A desirable property for this is to be able to generate only some part of the terrain, but if you're using a seeded PRNG then you have to generate the same bits at a time. You could solve this with chunking, but it's not trivial.
This same hash is often used in Windows malware to avoid using the names of functions that are commonly used for malicious purposes, like `WriteProcessMemory`.
"I couldn’t rely on simple randomness since terrain generation has to be deterministic, especially for multiplayer games."
You want the results to be repeatable. Now you could seed with something, but this has tradeoffs (e.g., you have to produce the same order of elements in order to get the same values out)
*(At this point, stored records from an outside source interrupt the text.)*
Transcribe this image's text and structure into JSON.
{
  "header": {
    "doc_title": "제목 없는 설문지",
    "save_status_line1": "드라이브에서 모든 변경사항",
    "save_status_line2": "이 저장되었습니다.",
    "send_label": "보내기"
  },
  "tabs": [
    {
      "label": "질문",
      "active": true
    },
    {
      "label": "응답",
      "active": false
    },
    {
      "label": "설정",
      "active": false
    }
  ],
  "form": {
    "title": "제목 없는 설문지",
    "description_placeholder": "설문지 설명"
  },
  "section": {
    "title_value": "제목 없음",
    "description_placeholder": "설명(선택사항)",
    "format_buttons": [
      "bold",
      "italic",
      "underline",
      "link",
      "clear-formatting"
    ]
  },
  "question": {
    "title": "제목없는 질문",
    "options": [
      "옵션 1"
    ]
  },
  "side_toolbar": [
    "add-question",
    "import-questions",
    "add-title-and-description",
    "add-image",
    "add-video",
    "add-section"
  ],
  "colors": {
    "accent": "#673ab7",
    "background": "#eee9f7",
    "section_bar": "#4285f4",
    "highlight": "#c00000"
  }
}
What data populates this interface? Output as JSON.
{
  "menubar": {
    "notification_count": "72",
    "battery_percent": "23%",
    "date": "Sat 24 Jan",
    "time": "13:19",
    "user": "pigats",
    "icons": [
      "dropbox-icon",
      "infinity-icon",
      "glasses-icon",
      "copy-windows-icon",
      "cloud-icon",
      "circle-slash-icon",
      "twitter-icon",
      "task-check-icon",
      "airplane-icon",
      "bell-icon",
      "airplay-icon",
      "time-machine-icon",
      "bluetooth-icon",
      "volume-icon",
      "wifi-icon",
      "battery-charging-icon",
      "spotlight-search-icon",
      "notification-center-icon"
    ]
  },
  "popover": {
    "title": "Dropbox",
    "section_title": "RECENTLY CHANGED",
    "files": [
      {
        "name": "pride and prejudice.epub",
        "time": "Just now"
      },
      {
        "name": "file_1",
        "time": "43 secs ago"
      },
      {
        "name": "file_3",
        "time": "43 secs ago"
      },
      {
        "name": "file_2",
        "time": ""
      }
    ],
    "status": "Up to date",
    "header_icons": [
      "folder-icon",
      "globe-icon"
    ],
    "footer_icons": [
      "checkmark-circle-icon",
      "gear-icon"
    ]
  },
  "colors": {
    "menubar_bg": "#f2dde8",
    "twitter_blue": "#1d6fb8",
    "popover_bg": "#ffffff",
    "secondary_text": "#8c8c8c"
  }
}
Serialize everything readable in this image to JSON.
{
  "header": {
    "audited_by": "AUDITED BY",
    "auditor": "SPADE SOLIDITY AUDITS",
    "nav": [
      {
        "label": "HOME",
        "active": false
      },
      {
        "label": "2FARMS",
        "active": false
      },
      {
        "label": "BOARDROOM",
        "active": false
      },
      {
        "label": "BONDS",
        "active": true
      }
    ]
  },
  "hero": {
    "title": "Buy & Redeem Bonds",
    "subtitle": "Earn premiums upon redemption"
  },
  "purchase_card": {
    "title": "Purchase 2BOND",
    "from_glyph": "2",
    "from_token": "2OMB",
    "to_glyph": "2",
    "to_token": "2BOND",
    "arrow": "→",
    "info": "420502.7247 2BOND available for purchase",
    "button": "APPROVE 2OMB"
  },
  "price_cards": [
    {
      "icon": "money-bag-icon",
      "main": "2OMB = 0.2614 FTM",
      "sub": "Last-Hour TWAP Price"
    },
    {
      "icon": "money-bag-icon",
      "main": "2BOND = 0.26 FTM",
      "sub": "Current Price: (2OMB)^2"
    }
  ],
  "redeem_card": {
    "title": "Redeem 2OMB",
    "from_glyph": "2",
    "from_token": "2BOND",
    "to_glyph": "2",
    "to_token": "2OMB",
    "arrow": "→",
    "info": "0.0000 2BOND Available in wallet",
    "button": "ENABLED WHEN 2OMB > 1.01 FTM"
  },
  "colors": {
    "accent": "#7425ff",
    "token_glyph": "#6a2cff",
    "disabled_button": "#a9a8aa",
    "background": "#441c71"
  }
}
1) I remember building a game in 90s where the locations of resources on a 2d game map were generated by successive calls to random() (and then were probably mod 1024ed or something). But, when we looked at the locations, they were clearly in a line pattern. Huh? After a while of confused debugging, we eventually discovered that the RNG was a linear congruential generator, which, when used the way we did to generate N-tuples, tends to produce points that tend to lie on a small number of N-1 dimensional surfaces! Oops.
2) I remember a big debate with a statistician at a company we were selling data analytics software to. We were putting random data elements into random groups to support certain types of statistical analysis. He was adamant that the randomization we were doing would introduce bias into the data and showed us similar tests he had done that "proved it". He told us that his company would be dropping our product because they couldn't trust it. I told him that there was no way bias was introduced and I took a closer look at his tests. It turns out the RNG in whatever tool he was using was just not very good and it had apparently shaken his very understanding of statistics :) Luckily, I told him that we were using MD5 for randomness (once bitten!) and that if he simply redid his experiments with MD5 he would see the bias disappear. To say he was skeptical would be an understatement, but, thankfully for our contract, his tests didn't actually crack MD5, all bias was gone, and we got a very generous email from the skeptic informing us that he would be trusting our software for everything from now on.